"l'inhabitable"
--> in "espèces d'espaces" de Georges Perec.
" L'inhabitable la mer dépotoir, les côtes hérissées de fils de fer barbelés, la terre pelée, la terre charnier, les monceaux de carcasses, les fleuves bourbiers, les villes nauséabondes.
L'inhabitable l'architecture du mépris et de la frime, la gloriole médiocre des tours et des buildings, les milliers de cagibis entassés les uns au dessus des autres, l'esbroufe chiche des sièges sociaux.
L'inhabitable l'étriqué, l'irrespirable, le petit, le rétréci, le calculé au plus juste.
L'inhabitable le parqué, l'interdit, l'encagé, le verrouillé, les murs hérissés de tessons de bouteilles, les judas, les blindages.
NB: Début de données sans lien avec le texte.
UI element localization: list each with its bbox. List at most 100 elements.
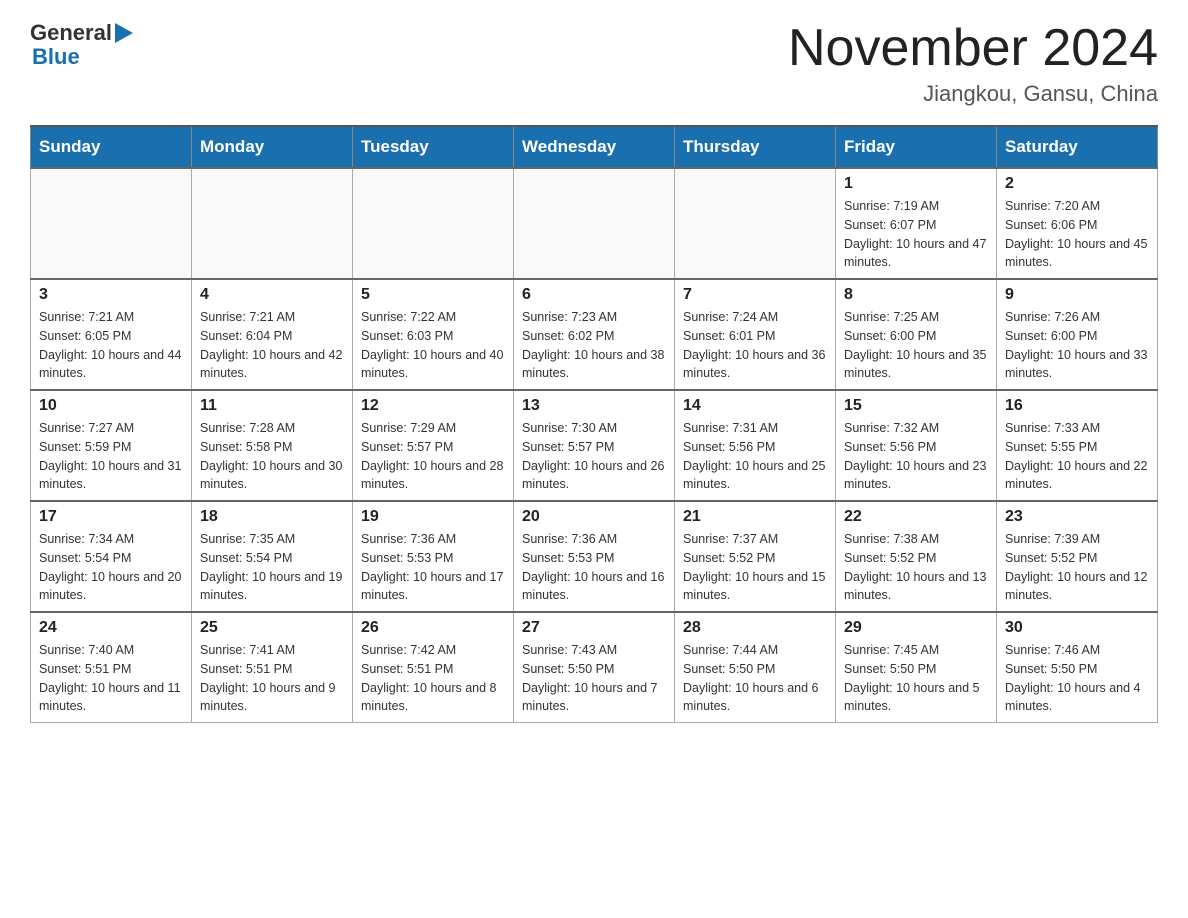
day-number: 20	[522, 508, 666, 526]
calendar-cell: 25 Sunrise: 7:41 AMSunset: 5:51 PMDayligh…	[192, 612, 353, 723]
calendar-cell	[353, 168, 514, 279]
day-number: 12	[361, 397, 505, 415]
day-number: 5	[361, 286, 505, 304]
day-number: 30	[1005, 619, 1149, 637]
day-info: Sunrise: 7:37 AMSunset: 5:52 PMDaylight:…	[683, 530, 827, 605]
day-info: Sunrise: 7:35 AMSunset: 5:54 PMDaylight:…	[200, 530, 344, 605]
day-number: 16	[1005, 397, 1149, 415]
day-info: Sunrise: 7:44 AMSunset: 5:50 PMDaylight:…	[683, 641, 827, 716]
day-info: Sunrise: 7:41 AMSunset: 5:51 PMDaylight:…	[200, 641, 344, 716]
day-number: 26	[361, 619, 505, 637]
day-info: Sunrise: 7:31 AMSunset: 5:56 PMDaylight:…	[683, 419, 827, 494]
day-number: 24	[39, 619, 183, 637]
day-number: 29	[844, 619, 988, 637]
day-number: 7	[683, 286, 827, 304]
day-info: Sunrise: 7:45 AMSunset: 5:50 PMDaylight:…	[844, 641, 988, 716]
day-number: 4	[200, 286, 344, 304]
day-number: 19	[361, 508, 505, 526]
weekday-header-sunday: Sunday	[31, 126, 192, 168]
calendar-table: SundayMondayTuesdayWednesdayThursdayFrid…	[30, 125, 1158, 723]
calendar-cell: 9Sunrise: 7:26 AMSunset: 6:00 PMDaylight…	[997, 279, 1158, 390]
day-number: 1	[844, 175, 988, 193]
week-row-1: 1 Sunrise: 7:19 AMSunset: 6:07 PMDaylight…	[31, 168, 1158, 279]
weekday-header-row: SundayMondayTuesdayWednesdayThursdayFrid…	[31, 126, 1158, 168]
day-number: 23	[1005, 508, 1149, 526]
week-row-5: 24 Sunrise: 7:40 AMSunset: 5:51 PMDayligh…	[31, 612, 1158, 723]
day-number: 2	[1005, 175, 1149, 193]
day-info: Sunrise: 7:23 AMSunset: 6:02 PMDaylight:…	[522, 308, 666, 383]
weekday-header-tuesday: Tuesday	[353, 126, 514, 168]
day-info: Sunrise: 7:36 AMSunset: 5:53 PMDaylight:…	[522, 530, 666, 605]
calendar-cell	[31, 168, 192, 279]
day-info: Sunrise: 7:33 AMSunset: 5:55 PMDaylight:…	[1005, 419, 1149, 494]
calendar-cell: 19 Sunrise: 7:36 AMSunset: 5:53 PMDayligh…	[353, 501, 514, 612]
day-number: 15	[844, 397, 988, 415]
day-number: 11	[200, 397, 344, 415]
day-info: Sunrise: 7:36 AMSunset: 5:53 PMDaylight:…	[361, 530, 505, 605]
day-info: Sunrise: 7:27 AMSunset: 5:59 PMDaylight:…	[39, 419, 183, 494]
month-title: November 2024	[788, 20, 1158, 77]
day-info: Sunrise: 7:25 AMSunset: 6:00 PMDaylight:…	[844, 308, 988, 383]
day-info: Sunrise: 7:21 AMSunset: 6:04 PMDaylight:…	[200, 308, 344, 383]
calendar-cell	[192, 168, 353, 279]
calendar-cell	[675, 168, 836, 279]
calendar-cell: 10 Sunrise: 7:27 AMSunset: 5:59 PMDayligh…	[31, 390, 192, 501]
day-info: Sunrise: 7:29 AMSunset: 5:57 PMDaylight:…	[361, 419, 505, 494]
day-number: 18	[200, 508, 344, 526]
calendar-cell: 23 Sunrise: 7:39 AMSunset: 5:52 PMDayligh…	[997, 501, 1158, 612]
weekday-header-friday: Friday	[836, 126, 997, 168]
calendar-cell: 22 Sunrise: 7:38 AMSunset: 5:52 PMDayligh…	[836, 501, 997, 612]
calendar-cell: 16 Sunrise: 7:33 AMSunset: 5:55 PMDayligh…	[997, 390, 1158, 501]
day-info: Sunrise: 7:30 AMSunset: 5:57 PMDaylight:…	[522, 419, 666, 494]
weekday-header-thursday: Thursday	[675, 126, 836, 168]
day-info: Sunrise: 7:34 AMSunset: 5:54 PMDaylight:…	[39, 530, 183, 605]
day-number: 17	[39, 508, 183, 526]
calendar-header: SundayMondayTuesdayWednesdayThursdayFrid…	[31, 126, 1158, 168]
calendar-cell: 14Sunrise: 7:31 AMSunset: 5:56 PMDayligh…	[675, 390, 836, 501]
day-info: Sunrise: 7:19 AMSunset: 6:07 PMDaylight:…	[844, 197, 988, 272]
calendar-cell: 15Sunrise: 7:32 AMSunset: 5:56 PMDayligh…	[836, 390, 997, 501]
week-row-4: 17 Sunrise: 7:34 AMSunset: 5:54 PMDayligh…	[31, 501, 1158, 612]
week-row-2: 3 Sunrise: 7:21 AMSunset: 6:05 PMDaylight…	[31, 279, 1158, 390]
calendar-cell: 11 Sunrise: 7:28 AMSunset: 5:58 PMDayligh…	[192, 390, 353, 501]
day-info: Sunrise: 7:42 AMSunset: 5:51 PMDaylight:…	[361, 641, 505, 716]
logo-general-text: General	[30, 20, 112, 46]
weekday-header-saturday: Saturday	[997, 126, 1158, 168]
day-number: 28	[683, 619, 827, 637]
calendar-cell: 6 Sunrise: 7:23 AMSunset: 6:02 PMDaylight…	[514, 279, 675, 390]
day-number: 27	[522, 619, 666, 637]
calendar-cell: 4 Sunrise: 7:21 AMSunset: 6:04 PMDaylight…	[192, 279, 353, 390]
week-row-3: 10 Sunrise: 7:27 AMSunset: 5:59 PMDayligh…	[31, 390, 1158, 501]
calendar-cell: 17 Sunrise: 7:34 AMSunset: 5:54 PMDayligh…	[31, 501, 192, 612]
calendar-cell: 18 Sunrise: 7:35 AMSunset: 5:54 PMDayligh…	[192, 501, 353, 612]
logo-area: General Blue	[30, 20, 136, 70]
calendar-cell: 7 Sunrise: 7:24 AMSunset: 6:01 PMDaylight…	[675, 279, 836, 390]
logo-blue-text: Blue	[32, 44, 80, 69]
day-number: 13	[522, 397, 666, 415]
calendar-body: 1 Sunrise: 7:19 AMSunset: 6:07 PMDaylight…	[31, 168, 1158, 723]
logo: General	[30, 20, 136, 46]
calendar-cell: 27 Sunrise: 7:43 AMSunset: 5:50 PMDayligh…	[514, 612, 675, 723]
day-info: Sunrise: 7:38 AMSunset: 5:52 PMDaylight:…	[844, 530, 988, 605]
day-number: 3	[39, 286, 183, 304]
day-number: 6	[522, 286, 666, 304]
calendar-cell: 13 Sunrise: 7:30 AMSunset: 5:57 PMDayligh…	[514, 390, 675, 501]
day-info: Sunrise: 7:40 AMSunset: 5:51 PMDaylight:…	[39, 641, 183, 716]
day-number: 22	[844, 508, 988, 526]
day-number: 10	[39, 397, 183, 415]
day-info: Sunrise: 7:20 AMSunset: 6:06 PMDaylight:…	[1005, 197, 1149, 272]
calendar-cell: 12 Sunrise: 7:29 AMSunset: 5:57 PMDayligh…	[353, 390, 514, 501]
day-info: Sunrise: 7:21 AMSunset: 6:05 PMDaylight:…	[39, 308, 183, 383]
day-number: 8	[844, 286, 988, 304]
weekday-header-monday: Monday	[192, 126, 353, 168]
day-info: Sunrise: 7:43 AMSunset: 5:50 PMDaylight:…	[522, 641, 666, 716]
day-info: Sunrise: 7:39 AMSunset: 5:52 PMDaylight:…	[1005, 530, 1149, 605]
day-number: 21	[683, 508, 827, 526]
calendar-cell: 26 Sunrise: 7:42 AMSunset: 5:51 PMDayligh…	[353, 612, 514, 723]
calendar-cell: 3 Sunrise: 7:21 AMSunset: 6:05 PMDaylight…	[31, 279, 192, 390]
calendar-cell: 28 Sunrise: 7:44 AMSunset: 5:50 PMDayligh…	[675, 612, 836, 723]
day-info: Sunrise: 7:24 AMSunset: 6:01 PMDaylight:…	[683, 308, 827, 383]
calendar-cell: 2 Sunrise: 7:20 AMSunset: 6:06 PMDaylight…	[997, 168, 1158, 279]
day-info: Sunrise: 7:28 AMSunset: 5:58 PMDaylight:…	[200, 419, 344, 494]
day-number: 25	[200, 619, 344, 637]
L'inhabitable les bidonvilles, les villes bidons.
L'hostile, le gris, l'anonyme, le laid, les couloirs du métro, les bains-douches, les hangars, les parkings, les centres de tri, les guichets, les chambres d'hôtel.
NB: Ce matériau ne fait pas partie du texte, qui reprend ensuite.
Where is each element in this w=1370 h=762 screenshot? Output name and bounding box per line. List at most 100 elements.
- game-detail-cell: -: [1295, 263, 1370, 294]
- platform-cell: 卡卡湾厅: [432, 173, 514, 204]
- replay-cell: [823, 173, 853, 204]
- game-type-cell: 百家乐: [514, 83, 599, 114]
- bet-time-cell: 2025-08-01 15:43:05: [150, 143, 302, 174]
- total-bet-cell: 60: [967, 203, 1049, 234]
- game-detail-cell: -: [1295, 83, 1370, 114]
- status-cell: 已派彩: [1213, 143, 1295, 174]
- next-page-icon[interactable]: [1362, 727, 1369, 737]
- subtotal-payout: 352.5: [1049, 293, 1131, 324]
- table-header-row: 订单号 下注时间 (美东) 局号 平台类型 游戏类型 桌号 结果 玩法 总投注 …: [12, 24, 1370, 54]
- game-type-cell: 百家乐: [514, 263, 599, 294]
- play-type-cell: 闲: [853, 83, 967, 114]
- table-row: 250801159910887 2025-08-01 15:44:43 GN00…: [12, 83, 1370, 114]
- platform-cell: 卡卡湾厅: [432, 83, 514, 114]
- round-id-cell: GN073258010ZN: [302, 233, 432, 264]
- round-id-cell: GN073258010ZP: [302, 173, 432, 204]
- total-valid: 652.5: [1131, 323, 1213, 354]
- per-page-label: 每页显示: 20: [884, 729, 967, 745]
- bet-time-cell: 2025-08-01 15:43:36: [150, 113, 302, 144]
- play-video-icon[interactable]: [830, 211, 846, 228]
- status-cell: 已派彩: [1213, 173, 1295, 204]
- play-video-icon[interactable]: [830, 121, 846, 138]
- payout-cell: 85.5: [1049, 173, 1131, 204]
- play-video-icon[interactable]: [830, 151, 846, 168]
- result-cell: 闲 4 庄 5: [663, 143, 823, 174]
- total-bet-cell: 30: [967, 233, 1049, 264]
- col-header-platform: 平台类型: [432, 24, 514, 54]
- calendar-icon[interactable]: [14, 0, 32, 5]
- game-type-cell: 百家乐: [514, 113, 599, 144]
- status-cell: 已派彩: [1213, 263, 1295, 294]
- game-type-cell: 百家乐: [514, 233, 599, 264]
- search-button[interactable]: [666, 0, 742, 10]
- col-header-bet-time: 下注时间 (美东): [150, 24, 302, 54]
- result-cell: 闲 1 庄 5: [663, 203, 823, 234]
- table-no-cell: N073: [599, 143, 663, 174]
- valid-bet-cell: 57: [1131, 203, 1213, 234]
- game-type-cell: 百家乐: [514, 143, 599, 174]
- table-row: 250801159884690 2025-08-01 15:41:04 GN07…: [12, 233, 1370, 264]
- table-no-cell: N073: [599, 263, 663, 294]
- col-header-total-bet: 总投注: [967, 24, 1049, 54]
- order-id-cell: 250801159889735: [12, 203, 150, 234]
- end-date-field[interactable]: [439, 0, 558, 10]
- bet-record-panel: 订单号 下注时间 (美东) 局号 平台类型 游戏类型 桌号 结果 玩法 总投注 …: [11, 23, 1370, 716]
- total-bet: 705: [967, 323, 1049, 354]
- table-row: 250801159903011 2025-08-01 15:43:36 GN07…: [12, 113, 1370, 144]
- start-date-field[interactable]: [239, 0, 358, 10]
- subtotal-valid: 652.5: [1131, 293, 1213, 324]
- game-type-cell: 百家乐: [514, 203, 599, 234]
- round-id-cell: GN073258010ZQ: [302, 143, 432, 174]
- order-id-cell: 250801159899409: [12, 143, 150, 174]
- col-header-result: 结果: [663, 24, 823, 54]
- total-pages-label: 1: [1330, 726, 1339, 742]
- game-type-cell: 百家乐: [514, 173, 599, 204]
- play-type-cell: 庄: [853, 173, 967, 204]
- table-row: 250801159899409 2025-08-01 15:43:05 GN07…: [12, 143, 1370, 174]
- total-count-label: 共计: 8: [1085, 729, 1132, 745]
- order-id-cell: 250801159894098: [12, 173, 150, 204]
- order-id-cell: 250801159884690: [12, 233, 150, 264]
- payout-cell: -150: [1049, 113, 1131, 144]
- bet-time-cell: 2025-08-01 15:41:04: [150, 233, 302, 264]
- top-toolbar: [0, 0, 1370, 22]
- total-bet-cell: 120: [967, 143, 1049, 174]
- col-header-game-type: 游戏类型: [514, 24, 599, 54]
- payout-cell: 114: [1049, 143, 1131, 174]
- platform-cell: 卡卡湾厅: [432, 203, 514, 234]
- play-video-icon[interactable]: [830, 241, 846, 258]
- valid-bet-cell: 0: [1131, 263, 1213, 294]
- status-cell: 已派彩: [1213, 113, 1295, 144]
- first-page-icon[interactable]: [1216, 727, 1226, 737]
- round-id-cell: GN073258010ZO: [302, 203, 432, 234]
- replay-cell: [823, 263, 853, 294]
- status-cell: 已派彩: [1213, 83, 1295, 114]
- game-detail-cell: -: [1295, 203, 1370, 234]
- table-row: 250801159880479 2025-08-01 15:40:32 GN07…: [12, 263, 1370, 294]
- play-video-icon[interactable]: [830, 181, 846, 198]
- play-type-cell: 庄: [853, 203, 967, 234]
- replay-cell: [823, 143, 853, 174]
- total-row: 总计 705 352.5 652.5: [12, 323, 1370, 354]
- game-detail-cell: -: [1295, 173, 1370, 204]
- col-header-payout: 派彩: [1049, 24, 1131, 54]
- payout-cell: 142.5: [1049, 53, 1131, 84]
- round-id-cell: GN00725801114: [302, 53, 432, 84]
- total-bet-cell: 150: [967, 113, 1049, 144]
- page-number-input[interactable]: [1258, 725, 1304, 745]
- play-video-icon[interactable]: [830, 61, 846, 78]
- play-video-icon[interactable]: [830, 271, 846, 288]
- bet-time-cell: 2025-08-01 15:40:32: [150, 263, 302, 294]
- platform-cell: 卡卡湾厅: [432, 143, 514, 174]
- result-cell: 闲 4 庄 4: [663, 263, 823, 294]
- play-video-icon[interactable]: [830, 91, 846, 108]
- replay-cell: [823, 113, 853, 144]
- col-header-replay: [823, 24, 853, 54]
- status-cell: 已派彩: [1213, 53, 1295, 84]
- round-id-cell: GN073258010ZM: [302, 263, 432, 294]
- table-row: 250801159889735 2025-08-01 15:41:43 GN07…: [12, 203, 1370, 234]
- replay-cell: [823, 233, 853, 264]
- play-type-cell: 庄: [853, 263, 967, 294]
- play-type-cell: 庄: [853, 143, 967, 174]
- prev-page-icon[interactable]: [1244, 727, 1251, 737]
Les fabriques, les casernes, les prisons, les hospices, les lycées, les cours d'assises, les cours d'école.
L'espace parcimonieux de la propriété privée, greniers aménagés, les superbes garçonnières coquets studios dans leur nid de verdure, les élégants pied-à-terre, les triples réceptions vastes séjours en plein ciel, vues imprenables double exposition, arbres, poutres, caractère luxueusement aménagé par décorateur, balcon, téléphone, soleil, dégagements, vraie cheminée, loggia, évier à deux bacs (inox), calme, jardinet privatif, affaire exceptionnelle.
On est prié de dire son nom après dix heures du soir."
Georges Perec in "espèces d'espaces"
(Je me permet cette citation, je ne sais pas s'il faut payer des copyrights...)
Je vais mettre ce texte aussi près de la cafetière à l'agence. Peut être que mon bien aimé employeur comprendra enfin pourquoi je ne veux plus travailler pour lui. Peut être qu'il ne se reconnaitra pas.